Cross-border personal injury: The impact of raised speed limits
A professor at the University of British Columbia researched the effect of increased speed limits on Canadian highways. The outcome of the research led to the British Columbia government lowering the speed limit on 570 kilometres of the 1,300-kilometre section of a road that had been raised by 10 km/h in 2014. The professor determined that the 10 km/h increase did not necessarily lead to more accidents, but it did lead to more severe injuries when accidents occurred. If American citizens were involved in any of those accidents, they could have a need for a cross-border personal injury claim.
According to the researcher, by increasing the speed limit, authorities aimed to improve road safety by limiting the disparity between fast and slow vehicles. They assumed that drivers who exceed the existing limit would continue driving at the same speed and slower drivers would drive a bit faster. Sadly, instead of improving safety, the opposite happened.
Based on the study, it was determined that the 10 km/hr increase in the speed limit brought about a rise of over 20% in the number of crash-related fatalities. The professor explained that drivers are inclined to make more driving errors when they travel at higher speeds. Although the number of accidents did not show a significant increase, it was the findings that more severe injuries resulted from the accidents that led to the concern and the subsequent lowering of the speed limit.

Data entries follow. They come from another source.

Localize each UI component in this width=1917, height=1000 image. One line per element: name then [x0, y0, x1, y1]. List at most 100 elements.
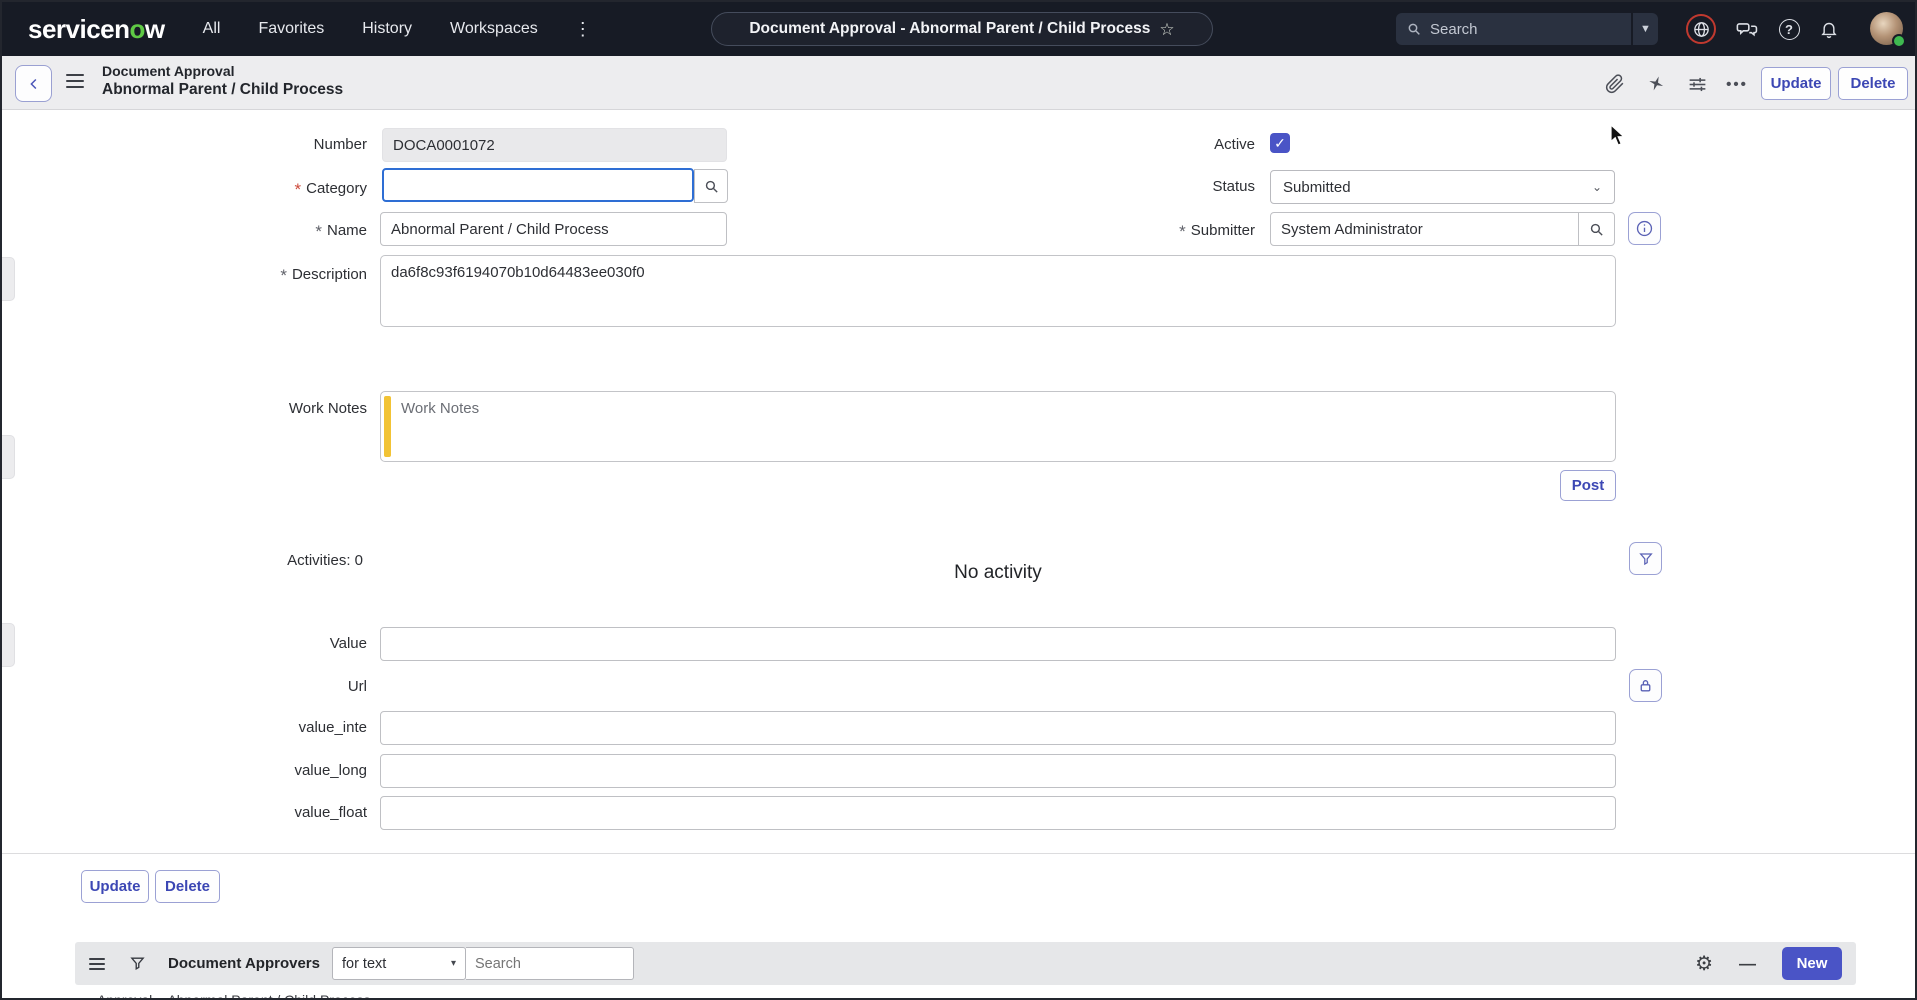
favorite-star-icon[interactable]: ☆: [1159, 21, 1174, 38]
context-record-pill[interactable]: Document Approval - Abnormal Parent / Ch…: [711, 12, 1213, 46]
form-context-menu-icon[interactable]: [66, 74, 84, 88]
primary-nav: All Favorites History Workspaces: [203, 20, 538, 38]
global-search: [1396, 13, 1631, 45]
value-long-input[interactable]: [380, 754, 1616, 788]
category-label: *Category: [2, 178, 367, 198]
activity-filter-button[interactable]: [1629, 542, 1662, 575]
check-icon: ✓: [1274, 135, 1286, 152]
record-title: Document Approval Abnormal Parent / Chil…: [102, 63, 343, 99]
number-label: Number: [2, 136, 367, 153]
required-marker: *: [315, 222, 322, 241]
value-float-input[interactable]: [380, 796, 1616, 830]
no-activity-message: No activity: [380, 562, 1616, 584]
name-label: *Name: [2, 220, 367, 240]
personalize-sliders-icon[interactable]: [1684, 71, 1710, 97]
post-button[interactable]: Post: [1560, 470, 1616, 501]
related-list-menu-icon[interactable]: [89, 958, 105, 970]
user-avatar[interactable]: [1870, 12, 1903, 45]
attachment-paperclip-icon[interactable]: [1602, 71, 1628, 97]
work-notes-textarea[interactable]: [397, 392, 1613, 457]
top-nav: servicenow All Favorites History Workspa…: [2, 2, 1915, 56]
edge-tab: [2, 623, 15, 667]
chevron-down-icon: ⌄: [1592, 180, 1602, 194]
work-notes-field: [380, 391, 1616, 462]
activities-count-label: Activities: 0: [2, 552, 363, 569]
mouse-cursor: [1610, 124, 1627, 148]
global-search-input[interactable]: [1430, 21, 1600, 38]
nav-history[interactable]: History: [362, 20, 412, 38]
search-icon: [703, 178, 720, 195]
status-label: Status: [1002, 178, 1255, 195]
update-button[interactable]: Update: [1761, 67, 1831, 100]
work-notes-label: Work Notes: [2, 400, 367, 417]
table-name: Document Approval: [102, 63, 343, 79]
form-footer-divider: [2, 853, 1915, 854]
related-list-search-field-select[interactable]: for text ▾: [332, 947, 466, 980]
more-menus-icon[interactable]: ⋮: [574, 19, 592, 40]
footer-delete-button[interactable]: Delete: [155, 870, 220, 903]
url-lock-button[interactable]: [1629, 669, 1662, 702]
notifications-bell-icon[interactable]: [1814, 14, 1844, 44]
nav-workspaces[interactable]: Workspaces: [450, 20, 538, 38]
number-input[interactable]: [382, 128, 727, 162]
sparkle-icon[interactable]: [1643, 71, 1669, 97]
url-label: Url: [2, 678, 367, 695]
edge-tab: [2, 435, 15, 479]
nav-favorites[interactable]: Favorites: [258, 20, 324, 38]
submitter-label: *Submitter: [1002, 220, 1255, 240]
work-notes-stripe: [384, 396, 391, 457]
connect-chat-icon[interactable]: [1732, 14, 1762, 44]
footer-update-button[interactable]: Update: [81, 870, 149, 903]
chevron-left-icon: [25, 75, 43, 93]
more-options-icon[interactable]: •••: [1724, 71, 1750, 97]
globe-icon[interactable]: [1686, 14, 1716, 44]
info-icon: [1635, 219, 1654, 238]
related-list-new-button[interactable]: New: [1782, 947, 1842, 980]
related-list-title: Document Approvers: [168, 955, 320, 972]
category-lookup-button[interactable]: [694, 169, 728, 203]
presence-status-dot: [1894, 36, 1904, 46]
value-float-label: value_float: [2, 804, 367, 821]
description-textarea[interactable]: da6f8c93f6194070b10d64483ee030f0: [380, 255, 1616, 327]
value-inte-label: value_inte: [2, 719, 367, 736]
funnel-icon: [1638, 551, 1654, 567]
context-record-title: Document Approval - Abnormal Parent / Ch…: [749, 20, 1150, 38]
active-checkbox[interactable]: ✓: [1270, 133, 1290, 153]
servicenow-app-window: servicenow All Favorites History Workspa…: [0, 0, 1917, 1000]
value-inte-input[interactable]: [380, 711, 1616, 745]
related-list-filter-icon[interactable]: [129, 955, 146, 972]
active-label: Active: [1002, 136, 1255, 153]
value-long-label: value_long: [2, 762, 367, 779]
status-select[interactable]: Submitted ⌄: [1270, 170, 1615, 204]
category-input[interactable]: [382, 168, 694, 202]
submitter-lookup-button[interactable]: [1578, 213, 1614, 245]
search-scope-dropdown[interactable]: ▼: [1632, 13, 1658, 45]
lock-icon: [1637, 677, 1654, 694]
record-name: Abnormal Parent / Child Process: [102, 81, 343, 99]
related-list-breadcrumb-partial: Approval = Abnormal Parent / Child Proce…: [97, 992, 371, 1000]
servicenow-logo[interactable]: servicenow: [28, 14, 165, 45]
submitter-input[interactable]: [1271, 221, 1578, 238]
related-list-header: Document Approvers for text ▾ ⚙ — New: [75, 942, 1856, 985]
submitter-preview-button[interactable]: [1628, 212, 1661, 245]
help-icon[interactable]: ?: [1774, 14, 1804, 44]
nav-all[interactable]: All: [203, 20, 221, 38]
search-icon: [1406, 21, 1422, 37]
required-marker: *: [280, 266, 287, 285]
value-label: Value: [2, 635, 367, 652]
related-list-collapse-icon[interactable]: —: [1739, 954, 1756, 974]
search-icon: [1588, 221, 1605, 238]
back-button[interactable]: [15, 65, 52, 102]
description-label: *Description: [2, 264, 367, 284]
record-header: Document Approval Abnormal Parent / Chil…: [2, 56, 1915, 110]
status-selected-value: Submitted: [1283, 179, 1351, 196]
delete-button[interactable]: Delete: [1838, 67, 1908, 100]
caret-down-icon: ▾: [451, 958, 456, 969]
submitter-reference: [1270, 212, 1615, 246]
name-input[interactable]: [380, 212, 727, 246]
related-list-settings-gear-icon[interactable]: ⚙: [1695, 951, 1713, 976]
value-input[interactable]: [380, 627, 1616, 661]
related-list-search-input[interactable]: [466, 947, 634, 980]
required-marker: *: [1179, 222, 1186, 241]
edge-tab: [2, 257, 15, 301]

The researcher noted that, although it is often said that speed kills, it is actually driver error that kills. The impact on crash victims is even more severe if accidents occur to Americans travelling on this side of the border or British Columbia residents travelling in Washington state. Dealing with insurance and legal issues of both countries could be challenging, and having an experienced cross-border personal injury lawyer’s support and guidance could be invaluable.